Also, another point Hawking made in his big public lecture that I found rather interesting (the lecture was entitled PREDICTING THE FUTURE: From Astrology to Black Holes), was that the evidence for string theory is even less than that for astrology, but that he believes in string theory but not in astrology because it is consistent with physical laws and the equations.

To reiterate, here is my question to Stephen Hawking at Caltech on Thursday, March 12, and his answer:

"You've been talking about the Omega Point and the Anthropic Principle. What is your opinion of your cosmologist colleague Frank Tipler's book, THE PHYSICS OF IMMORTALITY, and his theory that the Omega Point will reach back from the far future of the universe into the past to reconstruct every human who ever lived or who ever could have lived in the ultimate Holodeck?"

Hawking sat their for a minute typing out his answer:

"MY OPINION WOULD BE LIBELOUS."

Frank Tipler writes:
I have two basic problems with my colleagues about the Omega Point Theory. The first is that all the knowledge that almost all of them have of the theory comes from people who are not technically trained in the physics. For example, in your phrasing that the "Omega Point reaches back from the far future into the past ..." this is not what happens in my theory. The future cannot reach back into the past (except in a very subtle sense which is not relevant to the resurrection -- if you were a physicist I would simply say, "least action"). Rather, what happens is that intelligent life in the far future reconstructs all possibilities consistent with what they know about the past. This is simply a vastly scaled up version of what we ourselves are now doing in trying to reconstruct our ultimate ancestor, the first living cell. Chemical evolution laboratories all over the world are now systematically trying all possibilities.

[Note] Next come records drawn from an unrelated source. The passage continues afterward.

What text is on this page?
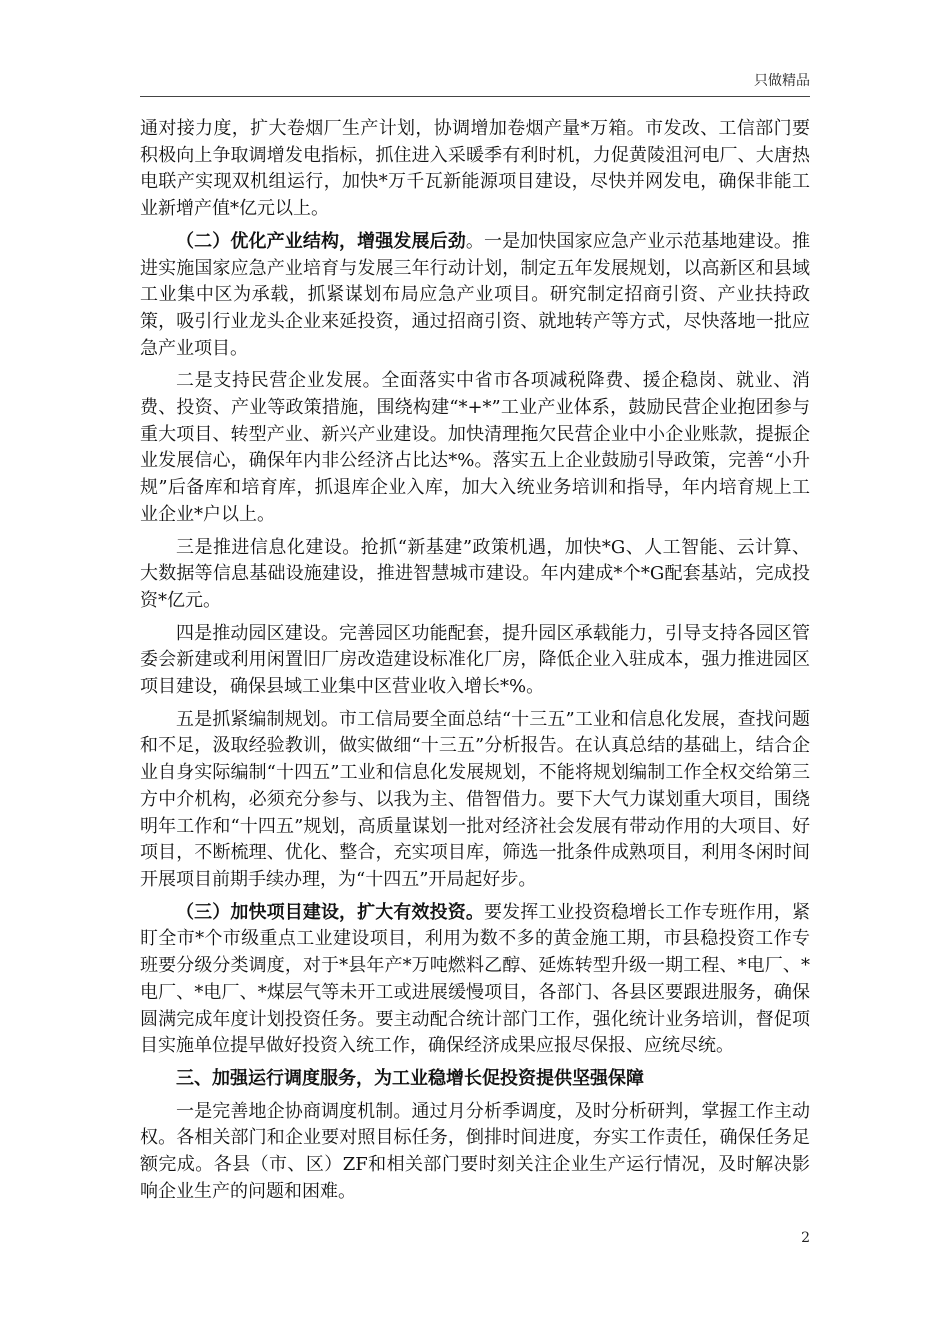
只做精品

通对接力度，扩大卷烟厂生产计划，协调增加卷烟产量*万箱。市发改、工信部门要积极向上争取调增发电指标，抓住进入采暖季有利时机，力促黄陵沮河电厂、大唐热电联产实现双机组运行，加快*万千瓦新能源项目建设，尽快并网发电，确保非能工业新增产值*亿元以上。

（二）优化产业结构，增强发展后劲。一是加快国家应急产业示范基地建设。推进实施国家应急产业培育与发展三年行动计划，制定五年发展规划，以高新区和县域工业集中区为承载，抓紧谋划布局应急产业项目。研究制定招商引资、产业扶持政策，吸引行业龙头企业来延投资，通过招商引资、就地转产等方式，尽快落地一批应急产业项目。

二是支持民营企业发展。全面落实中省市各项减税降费、援企稳岗、就业、消费、投资、产业等政策措施，围绕构建“*+*”工业产业体系，鼓励民营企业抱团参与重大项目、转型产业、新兴产业建设。加快清理拖欠民营企业中小企业账款，提振企业发展信心，确保年内非公经济占比达*%。落实五上企业鼓励引导政策，完善“小升规”后备库和培育库，抓退库企业入库，加大入统业务培训和指导，年内培育规上工业企业*户以上。

三是推进信息化建设。抢抓“新基建”政策机遇，加快*G、人工智能、云计算、大数据等信息基础设施建设，推进智慧城市建设。年内建成*个*G配套基站，完成投资*亿元。

四是推动园区建设。完善园区功能配套，提升园区承载能力，引导支持各园区管委会新建或利用闲置旧厂房改造建设标准化厂房，降低企业入驻成本，强力推进园区项目建设，确保县域工业集中区营业收入增长*%。

五是抓紧编制规划。市工信局要全面总结“十三五”工业和信息化发展，查找问题和不足，汲取经验教训，做实做细“十三五”分析报告。在认真总结的基础上，结合企业自身实际编制“十四五”工业和信息化发展规划，不能将规划编制工作全权交给第三方中介机构，必须充分参与、以我为主、借智借力。要下大气力谋划重大项目，围绕明年工作和“十四五”规划，高质量谋划一批对经济社会发展有带动作用的大项目、好项目，不断梳理、优化、整合，充实项目库，筛选一批条件成熟项目，利用冬闲时间开展项目前期手续办理，为“十四五”开局起好步。

（三）加快项目建设，扩大有效投资。要发挥工业投资稳增长工作专班作用，紧盯全市*个市级重点工业建设项目，利用为数不多的黄金施工期，市县稳投资工作专班要分级分类调度，对于*县年产*万吨燃料乙醇、延炼转型升级一期工程、*电厂、*电厂、*电厂、*煤层气等未开工或进展缓慢项目，各部门、各县区要跟进服务，确保圆满完成年度计划投资任务。要主动配合统计部门工作，强化统计业务培训，督促项目实施单位提早做好投资入统工作，确保经济成果应报尽保报、应统尽统。

三、加强运行调度服务，为工业稳增长促投资提供坚强保障

一是完善地企协商调度机制。通过月分析季调度，及时分析研判，掌握工作主动权。各相关部门和企业要对照目标任务，倒排时间进度，夯实工作责任，确保任务足额完成。各县（市、区）ZF和相关部门要时刻关注企业生产运行情况，及时解决影响企业生产的问题和困难。

2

That there are only a finite number of possibilities today to try follows directly from the Bekenstein Bound, which Hawking accepts (see the BRIEF HISTORY OF TIME). That life in the far future will have the capability to try them all, at an insignificant relative cost, follows directly from the mutual consistency of the known laws of physics (see below). It's a pity that the question of reconstruction was not put to Hawking this way. You know that David Deutsch, who has just been awarded the Dirac Medal for his invention of the quantum computer, writes in his book THE FABRIC OF REALITY, that I am quite correct that a sufficiently advanced civilization can reconstruct everyone in the computers of the far future. Deutsch also writes in his book that he thinks my Omega Point Theory will one day be accepted as the correct theory of the far future. I agree; for all I do in my work is accept the logical consequences of the known laws of physics: quantum mechanics, relativity, and the 2nd Law of Thermodynamics. I'm not proposing any new laws of physics, just asking people to accept the logical consequences of the laws they claim to accept. Libelling the OPT is equivalent to libelling the known laws of physics. I can assure you that the laws of physics are quite indifferent.

E pour si mouve!

The second problem I have with my colleagues is that almost all contemporary theology STILL presupposes the truth of Aristotelean physics. This being the case, scientists naturally suppose theology is nonsense, or in a separate realm from science. With the almost unique exception of Pannenberg, theologians encourage them in this latter opinion. Only if theology is kept separate can it retain its Aristotlean physical basis.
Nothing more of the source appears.